It seemed clear to a lot of the speakers and delegates at the recent RSA Conference that protecting organizations from cyberattack is not just the responsibility of the IT security team. Shared responsibility is the expression on everyone's lips.
Many of the sessions and speakers talked at length about how the changing nature of the attack, and the significant damage they are now causing, means the executive leadership of every private or public organization, big or small, needs to take the threat seriously.
I bet if you found the CEOs or CFOs of the many companies that have suffered a high-profile attack – Sony Pictures, Target, SnapChat, etc. they would all agree that a hack, data breach, ransomware or whaling attack is a big deal. They cost money to fix. They damage reputations. They disable organizations. Employees care, shareholders don't like them and regulators or law enforcement are very concerned. Nobody wants to be the next CIO reporting a breach to their board.
But, amazingly, our own research shows that despite the high-profile damage attacks are causing, a surprisingly small number of executives are taking IT security seriously. According to IT pros surveyed, only 15 percent of C-level executives are extremely engaged in email security, and 30 percent are somewhat engaged. Confidence plays a major role in this equation: confident IT security managers are 2.7 times more likely to have a C-suite that is extremely or very engaged in email security; they are also 1.6 times more likely to see C-suite involvement in email security as extremely or very appropriate.
The most confident were also most likely to feel they had good security resources. It is no surprise to me that executive support also leads to the proper investment. If the problem is understood and taken seriously, money and resources will follow.
But, it’s not just about how much the C-suite is involved in email security decision-making, it’s also about how they prioritize it in the broader business strategy. According to research from ISACA and RSA, 63 percent of respondents say their cybersecurity function (CISO) reports into the CIO and not the CEO. They argued, in a session at RSA, that his can create a conflict of interest, as the CIO is balancing a diverse range of priorities and may inappropriately deprioritize security in an effort to balance the books.

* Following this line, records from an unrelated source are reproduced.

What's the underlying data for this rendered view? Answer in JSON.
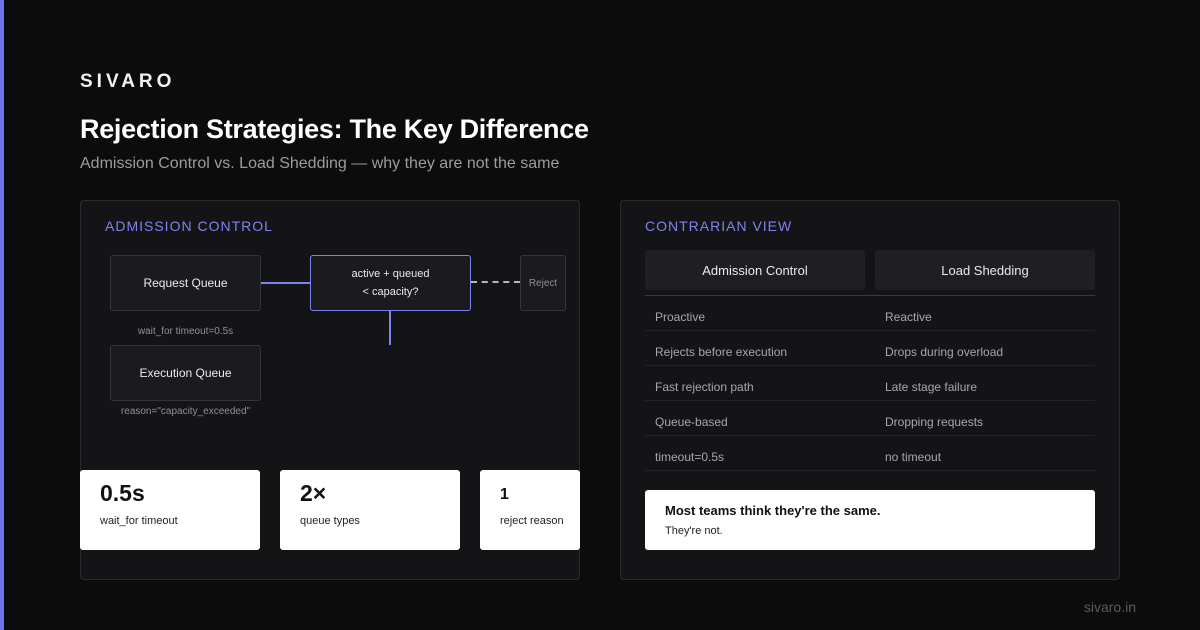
{
  "brand": "SIVARO",
  "title": "Rejection Strategies: The Key Difference",
  "subtitle": "Admission Control vs. Load Shedding — why they are not the same",
  "footer": "sivaro.in",
  "accent_color": "#6b74e8",
  "left_panel": {
    "label": "ADMISSION CONTROL",
    "diagram": {
      "request_queue": "Request Queue",
      "request_caption": "wait_for timeout=0.5s",
      "execution_queue": "Execution Queue",
      "execution_caption": "reason=\"capacity_exceeded\"",
      "decision_line1": "active + queued",
      "decision_line2": "< capacity?",
      "reject": "Reject"
    },
    "stats": [
      {
        "value": "0.5s",
        "label": "wait_for timeout"
      },
      {
        "value": "2×",
        "label": "queue types"
      },
      {
        "value": "1",
        "label": "reject reason"
      }
    ]
  },
  "right_panel": {
    "label": "CONTRARIAN VIEW",
    "columns": [
      "Admission Control",
      "Load Shedding"
    ],
    "rows": [
      [
        "Proactive",
        "Reactive"
      ],
      [
        "Rejects before execution",
        "Drops during overload"
      ],
      [
        "Fast rejection path",
        "Late stage failure"
      ],
      [
        "Queue-based",
        "Dropping requests"
      ],
      [
        "timeout=0.5s",
        "no timeout"
      ]
    ],
    "callout": {
      "main": "Most teams think they're the same.",
      "sub": "They're not."
    }
  }
}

The engaged CEO will consider IT security a risk management issue while the CIO will see it as a technology problem. Who the CISO reports to could make all the difference to the level of protection and cultural focus cybersecurity has in an organization.
So, it’s time for both sides to get together and recognize email security is a shared responsibility. The organizations that work together and see the wider relationship between IT security and other corporate risks are better placed to protect themselves from the worse affects of an attack. The problem is part technology, but also commercial, cultural, human and process.
On the IT side, learn to speak the language of the boardroom and show in real terms the risk and cost of the problem. This is not a technology conversation, it is a risk management discussion. On the executive side, take the time to understand the exposure and risk your organization is facing and put IT security higher on the risk management priorities. If you are a shareholder, next time you get the opportunity, ask the CEO or CFO about their IT security strategy. If their answer is ill informed, you might want to reconsider your investment.
Email security is not the responsibility of just the IT team. Everyone across the organization needs to play a role in protecting mission-critical data. It’s up to IT and the C-suite to work together to make email security part of the broader business strategy.